I don’t have an informed preference, and I suppose it bears acknowledging that not everyone thinks as I do. It takes all sorts, and if some people prefer to learn from the comfort of their own home then good for them. I’m not convinced that this wouldn’t have deleterious effects on the creation of a classroom community, however. Barring actual experience with the multi-modal approach I don’t see myself being able to affirm or abandon this suspicion, though I would be interested in examing research on this particular question. As it stands I suppose I can see both the pro and con sides as relates to classroom community: I don’t think distance and lack of physical interaction help, but the traditional classroom also doesn’t encourage the actives participation of the estimated 20% of students with some form of anxiety. I wonder, though, how much more willing they actually would be to speak up on screen. Perhaps being part of a smaller group which meets as part of a larger geographically disbursed would help. Maybe this is a helpful accomodation, maybe it’s a stepping stone towards overcoming social anxiety, maybe it’s encouraging people to stay too much in their comfort zones and limiting their social growth. I’m not a psychologist and try not to be a blowhard, so again I must reserve judgment pleading lack of information. More questions to address before I would ever try to design a multi-modal class of my own.
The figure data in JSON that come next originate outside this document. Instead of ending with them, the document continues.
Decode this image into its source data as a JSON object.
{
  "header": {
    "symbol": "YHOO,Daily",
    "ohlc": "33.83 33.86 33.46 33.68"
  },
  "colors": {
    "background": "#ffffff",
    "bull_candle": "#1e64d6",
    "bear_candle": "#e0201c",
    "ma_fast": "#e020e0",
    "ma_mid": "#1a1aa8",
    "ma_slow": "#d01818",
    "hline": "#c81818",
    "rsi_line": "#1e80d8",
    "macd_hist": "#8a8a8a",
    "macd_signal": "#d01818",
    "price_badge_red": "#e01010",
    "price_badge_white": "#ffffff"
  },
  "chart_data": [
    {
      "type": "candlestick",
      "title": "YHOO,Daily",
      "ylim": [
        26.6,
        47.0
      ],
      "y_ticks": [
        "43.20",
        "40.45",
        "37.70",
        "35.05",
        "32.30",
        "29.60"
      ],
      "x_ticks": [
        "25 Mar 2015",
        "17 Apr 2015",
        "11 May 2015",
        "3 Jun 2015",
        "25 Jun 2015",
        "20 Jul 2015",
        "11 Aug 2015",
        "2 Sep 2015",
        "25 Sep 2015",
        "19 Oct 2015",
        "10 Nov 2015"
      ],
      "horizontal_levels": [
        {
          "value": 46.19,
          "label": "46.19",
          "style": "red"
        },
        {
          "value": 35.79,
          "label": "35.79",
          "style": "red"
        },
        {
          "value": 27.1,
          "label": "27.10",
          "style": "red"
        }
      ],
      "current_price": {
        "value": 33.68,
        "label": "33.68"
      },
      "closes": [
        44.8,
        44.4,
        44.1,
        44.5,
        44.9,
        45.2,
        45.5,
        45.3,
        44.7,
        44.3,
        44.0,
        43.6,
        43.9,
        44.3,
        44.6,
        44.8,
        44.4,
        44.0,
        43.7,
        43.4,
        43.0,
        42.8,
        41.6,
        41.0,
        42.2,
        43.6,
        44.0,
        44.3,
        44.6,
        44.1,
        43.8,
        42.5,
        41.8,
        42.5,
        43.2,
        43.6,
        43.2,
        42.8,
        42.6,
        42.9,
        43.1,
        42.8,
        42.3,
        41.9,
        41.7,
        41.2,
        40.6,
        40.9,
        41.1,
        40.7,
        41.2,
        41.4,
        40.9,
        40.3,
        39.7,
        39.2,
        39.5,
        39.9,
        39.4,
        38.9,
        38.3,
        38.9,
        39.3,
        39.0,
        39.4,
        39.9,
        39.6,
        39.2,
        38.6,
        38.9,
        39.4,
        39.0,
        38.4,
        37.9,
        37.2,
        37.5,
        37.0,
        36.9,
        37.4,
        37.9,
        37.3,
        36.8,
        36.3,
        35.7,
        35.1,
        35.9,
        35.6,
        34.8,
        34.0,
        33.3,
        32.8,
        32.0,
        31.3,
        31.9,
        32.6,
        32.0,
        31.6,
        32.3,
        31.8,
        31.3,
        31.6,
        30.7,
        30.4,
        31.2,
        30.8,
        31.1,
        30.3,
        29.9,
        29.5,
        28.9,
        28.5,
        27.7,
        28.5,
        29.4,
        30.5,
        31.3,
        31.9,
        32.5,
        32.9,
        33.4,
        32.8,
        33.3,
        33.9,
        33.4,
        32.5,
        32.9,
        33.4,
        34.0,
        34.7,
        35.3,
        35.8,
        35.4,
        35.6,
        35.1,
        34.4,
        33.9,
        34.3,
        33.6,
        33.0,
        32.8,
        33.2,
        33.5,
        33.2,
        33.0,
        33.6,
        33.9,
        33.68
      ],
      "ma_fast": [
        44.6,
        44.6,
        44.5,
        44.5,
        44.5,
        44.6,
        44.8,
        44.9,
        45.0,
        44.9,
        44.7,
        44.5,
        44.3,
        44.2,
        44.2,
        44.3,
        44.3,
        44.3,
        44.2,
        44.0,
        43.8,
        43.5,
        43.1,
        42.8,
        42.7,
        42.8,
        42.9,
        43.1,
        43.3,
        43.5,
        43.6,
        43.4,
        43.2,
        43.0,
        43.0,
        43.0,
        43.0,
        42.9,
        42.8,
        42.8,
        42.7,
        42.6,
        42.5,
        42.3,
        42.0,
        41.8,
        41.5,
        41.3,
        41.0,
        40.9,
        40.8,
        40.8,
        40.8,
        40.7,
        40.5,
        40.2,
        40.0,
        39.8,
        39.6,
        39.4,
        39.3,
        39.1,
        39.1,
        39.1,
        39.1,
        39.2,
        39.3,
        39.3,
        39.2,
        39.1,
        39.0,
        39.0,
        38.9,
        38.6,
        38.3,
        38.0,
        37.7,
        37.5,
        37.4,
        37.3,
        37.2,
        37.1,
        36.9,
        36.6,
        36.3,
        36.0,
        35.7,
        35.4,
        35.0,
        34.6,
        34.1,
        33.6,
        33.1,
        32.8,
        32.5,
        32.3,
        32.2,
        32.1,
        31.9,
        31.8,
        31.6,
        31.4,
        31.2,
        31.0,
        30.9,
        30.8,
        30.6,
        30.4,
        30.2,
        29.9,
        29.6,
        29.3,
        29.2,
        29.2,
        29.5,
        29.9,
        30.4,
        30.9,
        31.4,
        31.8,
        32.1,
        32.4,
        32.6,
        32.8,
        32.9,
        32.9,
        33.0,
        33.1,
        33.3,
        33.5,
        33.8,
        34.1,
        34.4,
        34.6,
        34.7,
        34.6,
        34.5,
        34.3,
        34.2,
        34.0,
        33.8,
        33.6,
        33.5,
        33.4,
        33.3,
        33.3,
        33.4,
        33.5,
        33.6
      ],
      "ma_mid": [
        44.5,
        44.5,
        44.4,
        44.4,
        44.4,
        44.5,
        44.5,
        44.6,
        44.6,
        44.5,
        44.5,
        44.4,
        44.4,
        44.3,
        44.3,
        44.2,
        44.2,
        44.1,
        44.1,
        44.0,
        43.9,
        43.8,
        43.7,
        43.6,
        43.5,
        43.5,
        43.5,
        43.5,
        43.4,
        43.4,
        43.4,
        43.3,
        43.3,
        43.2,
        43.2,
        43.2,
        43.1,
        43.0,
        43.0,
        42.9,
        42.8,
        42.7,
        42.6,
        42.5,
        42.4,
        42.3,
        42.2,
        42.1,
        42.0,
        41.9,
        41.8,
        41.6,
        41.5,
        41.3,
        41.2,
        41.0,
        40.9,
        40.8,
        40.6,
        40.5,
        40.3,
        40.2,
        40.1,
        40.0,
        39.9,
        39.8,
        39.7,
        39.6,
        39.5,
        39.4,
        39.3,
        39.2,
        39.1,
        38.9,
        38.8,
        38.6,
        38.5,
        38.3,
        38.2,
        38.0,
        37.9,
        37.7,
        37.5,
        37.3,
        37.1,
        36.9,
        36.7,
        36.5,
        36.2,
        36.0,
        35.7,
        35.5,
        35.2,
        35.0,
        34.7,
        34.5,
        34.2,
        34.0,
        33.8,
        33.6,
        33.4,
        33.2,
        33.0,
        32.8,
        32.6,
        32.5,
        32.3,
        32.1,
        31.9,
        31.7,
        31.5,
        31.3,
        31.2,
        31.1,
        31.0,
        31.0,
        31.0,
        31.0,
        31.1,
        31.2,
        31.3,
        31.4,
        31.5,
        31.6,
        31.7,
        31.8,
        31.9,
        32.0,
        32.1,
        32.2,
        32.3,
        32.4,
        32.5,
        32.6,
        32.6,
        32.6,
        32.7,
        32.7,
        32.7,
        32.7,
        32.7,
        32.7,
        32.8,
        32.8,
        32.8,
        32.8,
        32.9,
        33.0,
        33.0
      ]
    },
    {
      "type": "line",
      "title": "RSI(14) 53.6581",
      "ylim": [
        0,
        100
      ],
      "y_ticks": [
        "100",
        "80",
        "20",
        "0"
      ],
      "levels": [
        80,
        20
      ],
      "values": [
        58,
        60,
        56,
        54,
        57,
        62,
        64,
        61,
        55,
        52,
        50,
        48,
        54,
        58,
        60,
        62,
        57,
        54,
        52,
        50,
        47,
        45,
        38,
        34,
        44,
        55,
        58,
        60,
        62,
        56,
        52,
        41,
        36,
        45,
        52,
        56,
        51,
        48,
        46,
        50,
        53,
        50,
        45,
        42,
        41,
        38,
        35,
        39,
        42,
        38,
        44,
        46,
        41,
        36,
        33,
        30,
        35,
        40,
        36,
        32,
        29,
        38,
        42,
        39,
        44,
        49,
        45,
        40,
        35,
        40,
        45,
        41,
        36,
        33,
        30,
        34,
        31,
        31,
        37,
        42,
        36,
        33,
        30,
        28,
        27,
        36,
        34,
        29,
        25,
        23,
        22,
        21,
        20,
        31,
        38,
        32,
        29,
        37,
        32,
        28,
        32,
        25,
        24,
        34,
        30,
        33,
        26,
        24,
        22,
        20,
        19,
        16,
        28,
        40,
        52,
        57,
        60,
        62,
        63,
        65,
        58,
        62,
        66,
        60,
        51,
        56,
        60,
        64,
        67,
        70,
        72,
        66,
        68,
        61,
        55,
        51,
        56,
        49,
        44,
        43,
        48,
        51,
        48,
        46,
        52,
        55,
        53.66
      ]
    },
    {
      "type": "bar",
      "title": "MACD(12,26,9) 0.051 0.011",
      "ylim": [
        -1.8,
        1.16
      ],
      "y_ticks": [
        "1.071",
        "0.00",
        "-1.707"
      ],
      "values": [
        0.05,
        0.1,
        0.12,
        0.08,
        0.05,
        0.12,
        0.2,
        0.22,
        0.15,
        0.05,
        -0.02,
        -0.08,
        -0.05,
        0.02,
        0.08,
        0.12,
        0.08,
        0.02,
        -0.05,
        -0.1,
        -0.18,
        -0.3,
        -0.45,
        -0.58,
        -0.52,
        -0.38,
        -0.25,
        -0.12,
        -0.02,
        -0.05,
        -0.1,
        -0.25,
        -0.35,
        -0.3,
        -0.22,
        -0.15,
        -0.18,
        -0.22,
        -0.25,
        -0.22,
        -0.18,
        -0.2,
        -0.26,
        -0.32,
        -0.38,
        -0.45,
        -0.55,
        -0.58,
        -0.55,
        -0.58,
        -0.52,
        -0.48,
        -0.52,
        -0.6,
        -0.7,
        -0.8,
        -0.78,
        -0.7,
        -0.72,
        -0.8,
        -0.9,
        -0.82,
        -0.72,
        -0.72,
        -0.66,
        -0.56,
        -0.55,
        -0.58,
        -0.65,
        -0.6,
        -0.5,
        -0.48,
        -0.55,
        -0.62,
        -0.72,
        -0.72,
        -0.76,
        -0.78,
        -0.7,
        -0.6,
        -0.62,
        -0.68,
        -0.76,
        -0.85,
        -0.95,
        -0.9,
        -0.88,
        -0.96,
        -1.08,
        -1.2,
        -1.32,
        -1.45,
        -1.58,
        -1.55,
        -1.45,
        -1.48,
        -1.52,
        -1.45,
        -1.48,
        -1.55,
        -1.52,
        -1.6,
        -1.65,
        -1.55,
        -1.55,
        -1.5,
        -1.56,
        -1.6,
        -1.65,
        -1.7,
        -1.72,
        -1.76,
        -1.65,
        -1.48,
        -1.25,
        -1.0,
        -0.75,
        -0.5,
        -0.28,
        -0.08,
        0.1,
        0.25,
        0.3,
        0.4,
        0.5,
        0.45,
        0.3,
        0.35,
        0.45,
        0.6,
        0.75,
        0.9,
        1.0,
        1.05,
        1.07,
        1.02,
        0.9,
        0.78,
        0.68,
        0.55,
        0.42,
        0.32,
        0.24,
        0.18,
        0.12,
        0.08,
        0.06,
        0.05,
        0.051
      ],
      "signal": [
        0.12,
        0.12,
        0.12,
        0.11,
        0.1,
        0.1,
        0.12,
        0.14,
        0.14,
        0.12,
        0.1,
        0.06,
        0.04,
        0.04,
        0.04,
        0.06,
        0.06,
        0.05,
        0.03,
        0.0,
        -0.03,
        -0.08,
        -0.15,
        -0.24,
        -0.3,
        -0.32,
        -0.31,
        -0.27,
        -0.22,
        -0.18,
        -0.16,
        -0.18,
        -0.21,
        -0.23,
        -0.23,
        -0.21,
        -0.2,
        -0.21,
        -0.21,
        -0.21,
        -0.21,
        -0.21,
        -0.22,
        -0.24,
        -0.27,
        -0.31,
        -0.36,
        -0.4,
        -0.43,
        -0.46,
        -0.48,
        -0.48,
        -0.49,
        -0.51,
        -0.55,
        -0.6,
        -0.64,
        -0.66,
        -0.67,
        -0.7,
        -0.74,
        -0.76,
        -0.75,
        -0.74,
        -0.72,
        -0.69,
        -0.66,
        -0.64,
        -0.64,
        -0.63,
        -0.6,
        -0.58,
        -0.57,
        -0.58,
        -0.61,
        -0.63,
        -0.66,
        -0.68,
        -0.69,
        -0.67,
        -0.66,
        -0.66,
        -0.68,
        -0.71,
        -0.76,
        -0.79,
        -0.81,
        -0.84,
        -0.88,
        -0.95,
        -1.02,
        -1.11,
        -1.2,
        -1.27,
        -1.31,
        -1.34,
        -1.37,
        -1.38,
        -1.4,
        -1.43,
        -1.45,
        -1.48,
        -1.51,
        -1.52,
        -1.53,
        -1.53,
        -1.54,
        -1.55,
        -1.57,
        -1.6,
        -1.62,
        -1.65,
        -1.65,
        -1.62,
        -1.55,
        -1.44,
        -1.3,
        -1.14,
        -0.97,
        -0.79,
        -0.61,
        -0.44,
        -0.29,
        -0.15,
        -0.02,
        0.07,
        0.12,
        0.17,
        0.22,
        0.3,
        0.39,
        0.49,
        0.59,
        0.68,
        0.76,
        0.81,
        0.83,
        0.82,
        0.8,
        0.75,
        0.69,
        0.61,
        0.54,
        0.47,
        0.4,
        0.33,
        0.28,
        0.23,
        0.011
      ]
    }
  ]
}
What I do fully buy into from Irvine’s presentation is her social justice argument. Permitting financially/physically/geographically isolated individuals to take part in the learning process outside of the traditional face-to-face modality in order to overcome whichever barrier would otherwise be in their way cannot, in my view really be argued against, even if I do see it as a second-best option. Referring back to another of the presentation’s guiding questions: no, teacher preference does not outweight the right of learners to access education. As to the implications of this flexibility, which ought to be permitted at least on the basis of need, it would require rethinking or at least reconfirming anticipated pedagogical approaches with regard to their suitability to a multi-access modality.

The biggest question I have with regard to multi-access modality (hereafter referred to as MAM because I am sick of typing it out) is how well it would work in a secondary school setting. Irvine seemed to be discussing MAM with post-secondary education in mind. The tertiary education crowd in Canada are frequently taking courses that they have chosen because they are interested, and are likely to take the whole enterprise seriously because they (or mommy and daddy, not that I’m bitter about some people getting it paid for by others) are hemorrhaging money and amassing a pile of debt for the privilege of attending. One is reluctant to speculate what some highschoolers might spend class time doing if they are skyping/bluejeansing/whatevering into class from home, when skipping , phone addiction, and vaping in class are already problems. Barring an unimaginable revolution in social attitudes and practices, I am very skeptical about the merits of MAM for secondary students, barring the accessibility exception. Is this a cynical way of thinking? Yes.

As a final thought, one point that really stuck with me: learning space design is the key to learning. An apt enough summary of the theme at the core of this presentation, and one with which I wholeheartedly agree. Environment isn’t just about attitude, it’s also about physical space.